Quant aux larmes, elles ne leur manquent point, soit réelles, soit affectées. Aucun peuple ne pourrait lutter avec eux s’il s’agissait de pleurer abondamment et amèrement la perte d’un parent ou d’un ami ; ils ont même des époques fixes auxquelles ils doivent aller hurler et se lamenter sur la tombe des défunts. J’ai entendu quelquefois des gémissemens douloureux, au point du jour, dans le voisinage des villages indiens : on me dit que ces lamentables sons provenaient de quelques habitans du hameau qui sortaient à cette heure pour aller dans les champs pleurer leurs morts. En ces momens les larmes coulent par torrens sur leurs joues.

Autant que je puis en juger, l’Indien des poètes est, comme le berger des églogues, un être de raison, une personnification d’attributs imaginaires.

Le chant nasal de nos hôtes se changea graduellement en murmures confus, et cessa enfin tout-à-fait. Ils se couvrirent la tête de leurs blankets, et s’endormirent profondément. Au bout de quelques minutes le silence fut complet autour de nous ; et le bruit des gouttes de pluie tombant sur notre tente se faisait seul entendre au dehors.

Le lendemain matin, nos trois visiteurs indiens déjeunèrent avec nous ; mais on ne trouva point le jeune Osage qui devait servir d’écuyer au comte dans sa campagne de chevalier errant ; on ne trouvait pas non plus le cheval pie : et après mille conjectures, on fut obligé de s’arrêter à l’idée que le jeune chasseur avait pris congé de nous à la sauvage, pendant la nuit. Nous sûmes par la suite qu’il avait été persuadé d’agir ainsi par les Osages avec lesquels nous nous étions rencontrés, lesquels lui avaient représenté le danger d’une expédition sur les territoires des Pawnies, où il pouvait tomber dans les mains de ces ennemis implacables de sa tribu : ils n’insistèrent pas moins sur l’ennui d’être assujetti aux caprices et à l’insolence des blancs ; et j’avais pu moi-même reconnaître combien leurs notions étaient justes à cet égard, et quelle tendance nous avons à traiter ces pauvres Indiens aussi durement que s’ils n’appartenaient pas à notre espèce. Celui-ci avait manqué de bien peu d’être un exemple de cette injustice attribuée aux blancs ; car, sans notre intervention, il aurait subi une flagellation cruelle, en vertu de la loi des frontières, pour le flagrant délit d’avoir trouvé un cheval.

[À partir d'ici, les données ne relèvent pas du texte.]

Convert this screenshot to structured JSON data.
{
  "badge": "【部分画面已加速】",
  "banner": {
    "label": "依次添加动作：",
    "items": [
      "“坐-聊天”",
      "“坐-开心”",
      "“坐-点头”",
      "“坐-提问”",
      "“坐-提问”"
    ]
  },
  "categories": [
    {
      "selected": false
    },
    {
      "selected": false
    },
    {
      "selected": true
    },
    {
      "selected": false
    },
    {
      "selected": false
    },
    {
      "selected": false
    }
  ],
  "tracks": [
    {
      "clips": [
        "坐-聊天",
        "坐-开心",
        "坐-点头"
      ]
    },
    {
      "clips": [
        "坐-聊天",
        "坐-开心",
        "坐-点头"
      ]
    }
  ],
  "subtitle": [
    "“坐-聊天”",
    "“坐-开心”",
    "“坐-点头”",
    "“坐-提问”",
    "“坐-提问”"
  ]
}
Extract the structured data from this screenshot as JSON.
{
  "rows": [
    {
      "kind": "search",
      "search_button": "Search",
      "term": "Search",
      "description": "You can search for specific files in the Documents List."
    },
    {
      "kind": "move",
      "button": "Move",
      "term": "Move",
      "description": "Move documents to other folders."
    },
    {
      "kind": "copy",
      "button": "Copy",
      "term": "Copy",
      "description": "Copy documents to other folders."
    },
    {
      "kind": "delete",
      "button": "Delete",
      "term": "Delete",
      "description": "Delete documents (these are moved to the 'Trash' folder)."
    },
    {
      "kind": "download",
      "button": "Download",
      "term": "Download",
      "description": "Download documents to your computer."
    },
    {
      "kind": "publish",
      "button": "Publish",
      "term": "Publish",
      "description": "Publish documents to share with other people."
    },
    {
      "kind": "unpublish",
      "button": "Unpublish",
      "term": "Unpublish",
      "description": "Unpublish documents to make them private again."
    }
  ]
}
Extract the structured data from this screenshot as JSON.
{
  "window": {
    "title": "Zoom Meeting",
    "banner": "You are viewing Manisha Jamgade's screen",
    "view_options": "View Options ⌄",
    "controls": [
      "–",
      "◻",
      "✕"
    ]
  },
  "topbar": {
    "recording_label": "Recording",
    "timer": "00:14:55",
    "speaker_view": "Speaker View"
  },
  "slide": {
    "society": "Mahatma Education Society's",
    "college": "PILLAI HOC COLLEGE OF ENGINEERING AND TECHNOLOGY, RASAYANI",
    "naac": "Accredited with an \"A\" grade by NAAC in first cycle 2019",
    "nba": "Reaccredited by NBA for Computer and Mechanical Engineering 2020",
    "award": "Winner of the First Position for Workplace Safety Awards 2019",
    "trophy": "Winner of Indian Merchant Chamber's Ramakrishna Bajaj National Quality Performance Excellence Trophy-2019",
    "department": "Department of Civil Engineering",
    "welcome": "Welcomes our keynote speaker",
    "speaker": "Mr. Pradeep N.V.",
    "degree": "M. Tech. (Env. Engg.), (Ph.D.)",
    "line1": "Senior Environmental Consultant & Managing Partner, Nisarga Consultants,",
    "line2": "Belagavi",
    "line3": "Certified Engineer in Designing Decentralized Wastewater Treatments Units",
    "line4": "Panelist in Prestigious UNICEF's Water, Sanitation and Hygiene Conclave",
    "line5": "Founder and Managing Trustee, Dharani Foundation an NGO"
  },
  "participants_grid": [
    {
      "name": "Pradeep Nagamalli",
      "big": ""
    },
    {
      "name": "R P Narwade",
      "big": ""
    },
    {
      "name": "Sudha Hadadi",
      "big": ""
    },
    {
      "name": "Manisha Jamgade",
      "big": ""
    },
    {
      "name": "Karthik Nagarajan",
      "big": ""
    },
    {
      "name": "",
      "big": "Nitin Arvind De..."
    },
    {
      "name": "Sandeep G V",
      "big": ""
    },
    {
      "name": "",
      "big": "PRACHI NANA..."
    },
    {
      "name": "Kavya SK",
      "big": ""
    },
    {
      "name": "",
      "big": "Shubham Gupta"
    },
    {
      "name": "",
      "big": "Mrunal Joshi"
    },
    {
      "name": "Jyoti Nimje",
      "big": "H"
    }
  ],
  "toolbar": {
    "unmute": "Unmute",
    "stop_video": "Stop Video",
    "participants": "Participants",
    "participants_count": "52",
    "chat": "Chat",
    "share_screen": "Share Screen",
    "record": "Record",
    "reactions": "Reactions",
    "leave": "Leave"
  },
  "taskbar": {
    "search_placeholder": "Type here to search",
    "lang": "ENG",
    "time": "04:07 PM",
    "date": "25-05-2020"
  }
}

La disparition de ce jeune homme fut généralement regrettée : nous aimions tous sa belle mine, franche et résolue, et la grâce naturelle de ses manières : on pouvait dire qu’il était né gentilhomme dans l’acception littérale du mot. Cependant personne ne s’affligeait de son départ autant que le comte, qui se voyait ainsi privé de son écuyer. Quant à moi, je fus fâché de la désertion de l’Osage, par rapport à lui-même ; nous l’aurions, très certainement, soigné et protégé pendant l’expédition, et la générosité du comte m’était assez connue pour être persuadé que le sauvage serait retourné à sa tribu chargé de toutes sortes de présens.




  1. Allusions au poëme célèbre de Thomas Campbell : Gertrude de Wyoming.